Townsend, Johnny. “Let the Faggots Burn: The Upstairs Lounge Fire”, Booklocker, 2011.
Finally a Book
I have often wondered why no one has ever written a book about the Upstairs fire of 1973. It is certainly an important event in the history of gay America. It was my surprise when I was surfing the net last week to find out that one had indeed been written (recently) and written by a friend, Johnny Townsend. He sent me a copy and I relived that horrible day when 32 people lost their lives when an arsonist set fire to the Upstairs Lounge in New Orleans on the day Gay Pride was being celebrated in the city. In 1973 I was no longer in New Orleans, having already moved to Israel but friends sent me reports and of course, I had known several of the dead.
Townsend brings the entire story back to life and it is not a pretty tale but it is certainly an important event. Reading the foreword of the book, I learned Townsend actually wrote the book in 1989 and when he moved from New Orleans to Seattle, he left the manuscript in New Orleans at the Historic New Orleans Collection and another copy was left in the One Archives in Los Angeles. It was his idea that it would be available for those who would do further research but he ultimately decided to make it available to the present reading public and we are so lucky that he did. If you have read any of my reviews of Townsend’s work, you know that I feel that he is an excellent writer.
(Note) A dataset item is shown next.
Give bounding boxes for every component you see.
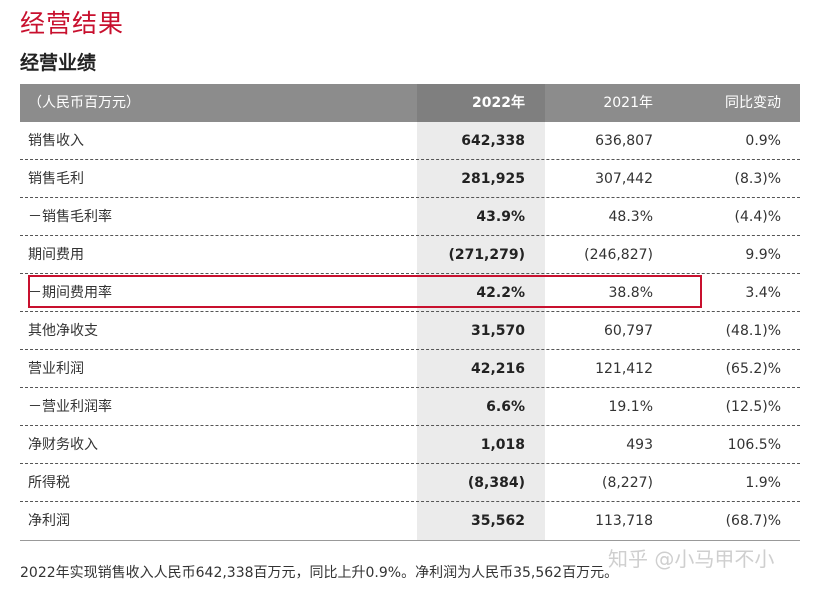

But up until now I have only reviewed his fiction so I was anxious to see how he did with a true story even though much of his fiction is based on his own life experiences. I am glad to say that he is indeed an excellent writer and this story reads like fiction probably because it is such a horrible event that we do not want to believe that it really happened. Townsend tells us in the foreword that it was his plan to write a book that was to be for “popular” (his word) reading so he did not include footnotes but there is quite an extensive bibliography. The fact that there are no footnotes does not take away from what is written—it just makes it a bit more difficult for those who want to learn more about what happened.
In short, it was on June 24, 1973 that an arsonist set fire to the entrance of the Upstairs Lounge, a well known gay bar in the French Quarter of New Orleans and what followed was devastating. In that blazing inferno, 32 lives were lost and that included about a third of the membership of the New Orleans Metropolitan Community Church. The pastor of the church burned to his death as he was halfway out of a second story window as he tried to get to freedom. A mother who went to the bar with her two gay sons burned to death with them and another man who had helped a friend get out was found burned to death next to the fire escape. Other deaths were just as hard to read about and the entire catastrophe changed the entire New Orleans LGBT community and the city as well—but for just a short period. The repercussions created a sense of fear and dread in a city where the gay population was an integral part of New Orleans life.
Let us not forget what the mood of America was like in 1973. Even though the French Quarter of New Orleans was known for its bohemian way of life, homophobia raged in America so much so that families would not claim the bodies and churches refused to bury the dead on “hallowed” ground.
This, for me, was a hard book to read because so many of the names mentioned were people that I knew. Townsend has done a brilliant job in telling the story and the amount of research that he did is absolutely amazing.
Even with the state of fear and dread after the fire, Townsend says that nothing changed as a result of it. I was at the ceremony when a plague was placed in the sidewalk (yes, in the sidewalk where people could actually walk on it) in front of what had once been the Upstairs and the idea was to hint that the fire had been one of the events that brought about a gay rights revolution in New Orleans— but that did not happen. New Orleans is the queen city of the South (and I do not use the word “queen” as gay argot does). There is a laissez-faire attitude there of not disturbing the status quo of live and let live— “don’t bother me and I won’t bother you”. New Orleanians do not think about the fire and the only ones who were concerned about it are those older gay people who lost friends. I would even venture to say that many members of today’s New Orleans gay community don’t even know that it ever happened.
We really do not know what happened that day as Townsend explains to us in his afterword. There is a great deal of misinformation and most of what we have is based upon what people remember and we are all aware of what happens to memory. There are two documentaries about the fire and a master’s thesis and I understand an upcoming book by Clayton Delery. But the people are gone as are others who were alive then but have passed on or moved away or have just chosen to not remember that horrible event. So we have Townsend’s book and for me that is what I will have to deal with. We are just very, very lucky that he is such a good writer.